Kamala Harris and Donald Trump are campaigning through key battleground states as the race remains tight across the country.
With two weeks remaining in the US presidential race, Vice President Kamala Harris and former President Donald Trump are racing to secure votes in key battleground states.
On Monday, Harris, the Democratic Party’s nominee, made stops in all three “blue wall” states of Pennsylvania, Michigan and Wisconsin which have traditionally voted for the party and were critical to the victories of the last two Democratic presidents.
At the same time, Trump, the Republican nominee, visited Asheville, North Carolina, where he is worried that the significant damage caused by Hurricane Helene could negatively affect the turnout in a race that surveys suggest is becoming closer by the day.
Trump and Harris are neck-and-neck across the country’s seven battleground states that can swing in favour of either candidate, according to the latest survey of voters published on Monday by The Washington Post.
A poll by The Washington Post and Schar School, surveying more than 5,000 registered voters in the first half of October, showed that 47 percent are likely to support Harris and Trump each.
Among likely voters, 49 percent favour Harris compared with 48 percent for Trump.

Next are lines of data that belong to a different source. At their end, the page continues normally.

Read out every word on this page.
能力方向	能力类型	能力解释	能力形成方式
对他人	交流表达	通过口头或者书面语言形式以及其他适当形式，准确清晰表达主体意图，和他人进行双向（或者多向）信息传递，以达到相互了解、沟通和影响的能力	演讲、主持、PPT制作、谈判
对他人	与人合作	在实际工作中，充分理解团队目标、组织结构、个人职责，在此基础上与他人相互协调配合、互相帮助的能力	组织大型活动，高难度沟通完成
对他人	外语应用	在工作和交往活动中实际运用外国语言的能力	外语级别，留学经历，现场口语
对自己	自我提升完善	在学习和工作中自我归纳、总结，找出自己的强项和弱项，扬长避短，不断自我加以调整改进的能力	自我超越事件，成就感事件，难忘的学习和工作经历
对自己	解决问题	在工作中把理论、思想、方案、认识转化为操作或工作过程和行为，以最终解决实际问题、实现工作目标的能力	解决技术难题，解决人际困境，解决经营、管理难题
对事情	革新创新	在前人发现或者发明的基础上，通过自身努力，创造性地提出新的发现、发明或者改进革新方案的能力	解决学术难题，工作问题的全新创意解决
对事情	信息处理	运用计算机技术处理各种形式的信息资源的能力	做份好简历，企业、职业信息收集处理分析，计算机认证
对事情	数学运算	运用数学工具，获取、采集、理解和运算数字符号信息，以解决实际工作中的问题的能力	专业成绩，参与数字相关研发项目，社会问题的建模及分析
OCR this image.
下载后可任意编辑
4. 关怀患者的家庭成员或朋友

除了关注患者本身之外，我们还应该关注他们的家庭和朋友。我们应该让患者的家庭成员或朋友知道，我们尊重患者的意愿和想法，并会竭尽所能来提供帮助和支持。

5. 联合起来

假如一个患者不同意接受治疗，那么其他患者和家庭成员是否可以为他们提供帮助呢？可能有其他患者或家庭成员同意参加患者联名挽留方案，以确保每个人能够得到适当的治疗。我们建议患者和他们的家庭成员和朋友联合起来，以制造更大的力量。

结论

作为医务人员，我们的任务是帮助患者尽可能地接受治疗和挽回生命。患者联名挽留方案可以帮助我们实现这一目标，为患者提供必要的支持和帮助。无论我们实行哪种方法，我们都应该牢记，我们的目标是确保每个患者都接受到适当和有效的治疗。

The poll comes just as Trump’s average has nudged slightly ahead of Harris in the aggregate of surveys calculated by the website FiveThirtyEight, though the margin is so small that it remains a statistical tie.
According to FiveThirtyEight’s daily election poll tracker, as of October 21, Harris was leading in the national polls and had a 1.8 percentage-point lead over Trump.
But in the key states of Pennsylvania, Michigan, Wisconsin and Nevada — which have a total of 51 votes in the 538-strong Electoral College — the two candidates are effectively tied, with less than half a percent separating them. If either Trump or Harris wins all four of these states, they are effectively guaranteed the presidency.
What’s Kamala Harris been up to?
Harris’s first stop on October 21 was Malvern, Pennsylvania with former Republican Congresswoman Liz Cheney. Speaking in front of a “Country Over Party” banner, Cheney — the daughter of former Vice President and Iraq war architect Dick Cheney — called on Republican voters unhappy with Trump to instead support Harris.
“You have to choose in this race between someone who has been faithful to the Constitution, who will be faithful, and Donald Trump,” Cheney said.
On Monday, Harris also admitted the campaign was affecting her. When asked in Michigan whether she sleeps, Harris responded: “I wake up in the middle of the night usually these days, just to be honest with you.”
But Harris said she tries to keep a routine: “I work out. I try to eat well, you know. I love my family, and I make sure that I talk to the kids and my husband every day.”